Mercure

Mercure

Voilà une substance qui ne ressemble à aucune autre. C’est un métal, et un métal liquide. De plus il est très lourd (13.6 fois plus lourd que l’eau).

Son symbole Hg vient du grec hydro qui veut dire liquide et argyro l’argent. Il ressemble en effet à de l’argent liquide. En vieux français, on l’appelait vif-argent. Le mot allemand Quecksilber traduit exactement cette expression. Les Français et les Anglais ont préféré la ressemblance avec le Dieu Mercure, le Dieu des voleurs, sans doute parce que les gouttes de mercure perdues se mettent en boule et se faufilent dans les moindres interstices du sol, d’où on ne parvient plus à les extraire.

Le mercure est connu depuis l’Antiquité. On l’extrait d’un minerai de couleur rouge, connu sous le nom de cinabre ou de vermillon, qui est du sulfure de mercure HgS et qui servait de pigment rouge en peinture. Les plus anciennes mines de cinabre sont situées à Almaden en Espagne, mais elles sont épuisées de nos jours. Seule la Chine produit encore du mercure.

Les applications pratiques du mercure sont, ou plutôt étaient très nombreuses :

  • C’est le liquide qui remplit le bulbe des thermomètres, d’où il a été supplanté par l’alcool ou l’alliage Ga-In-Sn dit galistan, qui fond à -19 °C.
  • Le mercure a permis de mettre en évidence l’existence de la pression atmosphérique, et de la mesurer, selon une unité qui fut le millimètre de mercure dans les premiers baromètres.
  • L’alliage de mercure, d’argent et d’étain est une masse malléable qui durcit en quelques minutes, et qu’on utilisait pour obturer les caries dentaires jusque dans les années 1980.
  • Les piles bouton au mercure fournissent une tension qui résiste mieux à la décharge que les autres.
  • Les tubes fluorescents dit « tubes néon » sont en réalité à vapeur de mercure.

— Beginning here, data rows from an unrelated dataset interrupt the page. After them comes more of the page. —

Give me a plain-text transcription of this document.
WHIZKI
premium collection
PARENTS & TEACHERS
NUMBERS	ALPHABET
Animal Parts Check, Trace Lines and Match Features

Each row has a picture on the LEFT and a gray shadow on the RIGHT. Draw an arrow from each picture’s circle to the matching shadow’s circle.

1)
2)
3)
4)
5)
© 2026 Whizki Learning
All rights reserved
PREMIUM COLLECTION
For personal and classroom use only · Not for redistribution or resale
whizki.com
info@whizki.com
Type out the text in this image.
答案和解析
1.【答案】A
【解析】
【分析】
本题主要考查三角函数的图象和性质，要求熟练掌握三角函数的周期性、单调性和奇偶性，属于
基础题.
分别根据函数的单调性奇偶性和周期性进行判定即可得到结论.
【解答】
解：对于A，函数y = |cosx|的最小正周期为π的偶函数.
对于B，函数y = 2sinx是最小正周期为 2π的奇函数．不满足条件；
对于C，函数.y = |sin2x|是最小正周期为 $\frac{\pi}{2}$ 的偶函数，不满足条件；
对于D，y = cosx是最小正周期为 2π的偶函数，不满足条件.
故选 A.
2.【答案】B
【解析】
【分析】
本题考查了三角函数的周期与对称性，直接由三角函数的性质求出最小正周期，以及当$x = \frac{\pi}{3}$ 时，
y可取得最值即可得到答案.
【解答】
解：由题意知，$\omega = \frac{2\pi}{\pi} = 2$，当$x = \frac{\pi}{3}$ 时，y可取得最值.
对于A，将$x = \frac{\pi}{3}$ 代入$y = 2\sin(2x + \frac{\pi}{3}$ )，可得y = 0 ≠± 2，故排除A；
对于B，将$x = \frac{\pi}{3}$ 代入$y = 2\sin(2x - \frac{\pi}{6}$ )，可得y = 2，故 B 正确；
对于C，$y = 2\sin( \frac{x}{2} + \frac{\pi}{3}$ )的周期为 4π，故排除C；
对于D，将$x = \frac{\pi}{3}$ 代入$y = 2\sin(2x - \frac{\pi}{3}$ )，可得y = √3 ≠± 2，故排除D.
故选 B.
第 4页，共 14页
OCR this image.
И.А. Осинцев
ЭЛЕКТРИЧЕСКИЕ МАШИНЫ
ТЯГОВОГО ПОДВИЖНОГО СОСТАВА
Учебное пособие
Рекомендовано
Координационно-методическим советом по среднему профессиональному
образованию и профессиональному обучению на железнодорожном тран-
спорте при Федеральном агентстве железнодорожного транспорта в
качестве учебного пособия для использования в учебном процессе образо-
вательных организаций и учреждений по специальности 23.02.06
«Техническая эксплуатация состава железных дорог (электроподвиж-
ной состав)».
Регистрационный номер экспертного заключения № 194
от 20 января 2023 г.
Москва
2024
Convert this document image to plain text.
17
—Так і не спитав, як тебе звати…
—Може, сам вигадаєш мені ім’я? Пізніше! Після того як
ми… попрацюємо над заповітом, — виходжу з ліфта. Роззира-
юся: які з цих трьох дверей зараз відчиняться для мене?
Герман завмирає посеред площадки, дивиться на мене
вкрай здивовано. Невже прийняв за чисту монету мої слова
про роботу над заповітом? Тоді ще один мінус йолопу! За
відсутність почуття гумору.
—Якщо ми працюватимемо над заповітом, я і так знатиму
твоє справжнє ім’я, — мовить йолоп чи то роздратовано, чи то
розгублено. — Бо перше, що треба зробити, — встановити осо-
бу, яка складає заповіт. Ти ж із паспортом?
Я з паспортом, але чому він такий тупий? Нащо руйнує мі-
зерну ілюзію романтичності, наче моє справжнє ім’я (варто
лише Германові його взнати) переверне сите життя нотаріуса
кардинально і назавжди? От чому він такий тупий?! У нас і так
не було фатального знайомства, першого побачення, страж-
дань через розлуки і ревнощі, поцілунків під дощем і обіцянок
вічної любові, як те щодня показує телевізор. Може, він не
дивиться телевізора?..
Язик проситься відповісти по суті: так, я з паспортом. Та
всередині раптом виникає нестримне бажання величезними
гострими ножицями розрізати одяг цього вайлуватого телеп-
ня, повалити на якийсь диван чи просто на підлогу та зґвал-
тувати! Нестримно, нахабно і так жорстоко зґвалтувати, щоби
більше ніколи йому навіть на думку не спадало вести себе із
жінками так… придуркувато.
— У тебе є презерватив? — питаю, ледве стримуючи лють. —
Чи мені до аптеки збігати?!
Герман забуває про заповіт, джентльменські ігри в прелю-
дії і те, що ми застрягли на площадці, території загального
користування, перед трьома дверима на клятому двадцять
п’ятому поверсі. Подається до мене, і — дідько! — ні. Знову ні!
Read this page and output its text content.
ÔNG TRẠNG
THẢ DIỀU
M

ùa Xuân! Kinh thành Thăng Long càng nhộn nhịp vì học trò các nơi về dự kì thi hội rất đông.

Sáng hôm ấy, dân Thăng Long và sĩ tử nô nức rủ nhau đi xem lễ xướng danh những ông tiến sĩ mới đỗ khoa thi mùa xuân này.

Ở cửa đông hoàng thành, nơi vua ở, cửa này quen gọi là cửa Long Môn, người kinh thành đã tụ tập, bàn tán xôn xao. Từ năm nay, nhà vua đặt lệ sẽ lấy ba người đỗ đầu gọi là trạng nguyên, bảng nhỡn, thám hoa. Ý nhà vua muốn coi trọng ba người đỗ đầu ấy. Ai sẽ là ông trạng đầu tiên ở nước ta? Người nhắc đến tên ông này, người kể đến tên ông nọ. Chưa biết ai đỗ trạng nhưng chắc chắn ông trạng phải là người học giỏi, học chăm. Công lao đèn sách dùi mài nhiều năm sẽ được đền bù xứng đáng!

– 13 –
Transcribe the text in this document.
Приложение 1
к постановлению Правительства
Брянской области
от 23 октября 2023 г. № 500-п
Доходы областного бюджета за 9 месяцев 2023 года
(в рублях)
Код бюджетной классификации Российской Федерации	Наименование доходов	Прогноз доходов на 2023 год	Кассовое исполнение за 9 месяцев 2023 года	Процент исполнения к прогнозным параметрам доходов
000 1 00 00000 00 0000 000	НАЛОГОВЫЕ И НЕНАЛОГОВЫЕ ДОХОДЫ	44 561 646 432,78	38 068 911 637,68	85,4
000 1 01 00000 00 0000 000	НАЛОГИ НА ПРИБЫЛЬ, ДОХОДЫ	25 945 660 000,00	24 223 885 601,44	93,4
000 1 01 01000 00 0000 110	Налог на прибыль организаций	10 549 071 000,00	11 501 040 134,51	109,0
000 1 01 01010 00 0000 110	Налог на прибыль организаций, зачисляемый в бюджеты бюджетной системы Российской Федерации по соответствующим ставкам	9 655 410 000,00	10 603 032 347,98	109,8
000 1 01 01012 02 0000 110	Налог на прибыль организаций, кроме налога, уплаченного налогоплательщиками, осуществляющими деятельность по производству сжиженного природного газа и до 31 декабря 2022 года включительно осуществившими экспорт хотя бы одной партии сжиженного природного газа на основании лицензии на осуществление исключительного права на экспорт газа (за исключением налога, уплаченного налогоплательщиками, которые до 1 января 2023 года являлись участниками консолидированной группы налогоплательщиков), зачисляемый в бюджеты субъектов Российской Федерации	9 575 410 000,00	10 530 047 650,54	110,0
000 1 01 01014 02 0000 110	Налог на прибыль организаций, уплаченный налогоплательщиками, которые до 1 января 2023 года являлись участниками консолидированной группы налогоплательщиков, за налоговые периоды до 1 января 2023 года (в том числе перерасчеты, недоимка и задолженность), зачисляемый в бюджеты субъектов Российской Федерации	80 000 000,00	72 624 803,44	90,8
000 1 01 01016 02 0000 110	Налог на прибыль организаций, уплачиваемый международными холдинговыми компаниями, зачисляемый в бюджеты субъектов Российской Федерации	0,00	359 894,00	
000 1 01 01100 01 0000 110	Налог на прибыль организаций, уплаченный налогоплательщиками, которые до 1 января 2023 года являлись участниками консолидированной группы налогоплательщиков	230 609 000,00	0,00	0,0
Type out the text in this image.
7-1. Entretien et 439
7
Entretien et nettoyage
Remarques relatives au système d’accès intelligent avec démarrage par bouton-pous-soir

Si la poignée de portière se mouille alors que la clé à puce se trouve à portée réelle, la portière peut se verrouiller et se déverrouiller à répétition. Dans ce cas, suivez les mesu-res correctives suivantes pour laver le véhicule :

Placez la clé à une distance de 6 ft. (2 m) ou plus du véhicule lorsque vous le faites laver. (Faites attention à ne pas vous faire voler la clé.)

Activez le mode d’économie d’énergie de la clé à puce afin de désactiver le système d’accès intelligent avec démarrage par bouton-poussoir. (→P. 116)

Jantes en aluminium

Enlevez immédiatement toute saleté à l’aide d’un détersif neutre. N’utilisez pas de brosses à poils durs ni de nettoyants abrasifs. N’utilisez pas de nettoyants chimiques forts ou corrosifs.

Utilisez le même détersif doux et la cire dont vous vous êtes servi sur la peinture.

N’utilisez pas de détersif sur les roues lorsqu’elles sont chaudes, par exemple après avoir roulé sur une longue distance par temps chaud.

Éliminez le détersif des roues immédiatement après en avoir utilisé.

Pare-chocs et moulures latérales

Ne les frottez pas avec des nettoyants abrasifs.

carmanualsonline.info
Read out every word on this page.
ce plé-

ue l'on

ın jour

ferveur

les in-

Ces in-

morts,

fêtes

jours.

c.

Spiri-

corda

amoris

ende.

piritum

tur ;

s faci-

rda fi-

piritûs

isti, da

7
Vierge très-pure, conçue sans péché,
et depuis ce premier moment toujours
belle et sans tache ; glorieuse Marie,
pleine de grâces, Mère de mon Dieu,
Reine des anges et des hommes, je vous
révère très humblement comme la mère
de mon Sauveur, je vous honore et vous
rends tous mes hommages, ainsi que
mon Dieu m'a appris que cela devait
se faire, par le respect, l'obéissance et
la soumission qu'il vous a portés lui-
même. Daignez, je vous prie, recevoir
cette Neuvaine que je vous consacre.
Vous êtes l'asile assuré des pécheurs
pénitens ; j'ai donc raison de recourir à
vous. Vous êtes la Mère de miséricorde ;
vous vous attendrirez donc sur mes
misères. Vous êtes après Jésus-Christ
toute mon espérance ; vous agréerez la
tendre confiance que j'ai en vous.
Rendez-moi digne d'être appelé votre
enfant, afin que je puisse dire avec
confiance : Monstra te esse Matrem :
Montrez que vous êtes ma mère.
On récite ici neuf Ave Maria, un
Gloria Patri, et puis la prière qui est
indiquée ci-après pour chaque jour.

Chauffé à l’air à un peu moins de son point d’ébullition (356 °C), il s’oxyde à l’air en formant un oxyde rouge HgO, dont l’étude a permis à Lavoisier d’établir sa loi de la conservation de la matière, selon laquelle « rien ne se perd, rien ne se crée ».

Le mercure métallique Hg et son oxyde HgO sont attaqués par l’acide nitrique qui les transforme en nitrate mercurique ou nitrate de mercure(II), soluble dans l’eau : Hg(NO3)2. Mais ce nitrate a la propriété étrange et unique de dissoudre le mercure métallique, en formant un autre nitrate, le nitrate mercureux ou nitrate de mercure(I) Hg2(NO3)2, dont on a longtemps pensé que sa formule était en réalité HgNO3.

Les composés du mercure sont tous toxiques. Citons le mercurochrome et le merfen (ancienne recette), qui étaient des antiseptiques très utilisés pour désinfecter les plaies superficielles.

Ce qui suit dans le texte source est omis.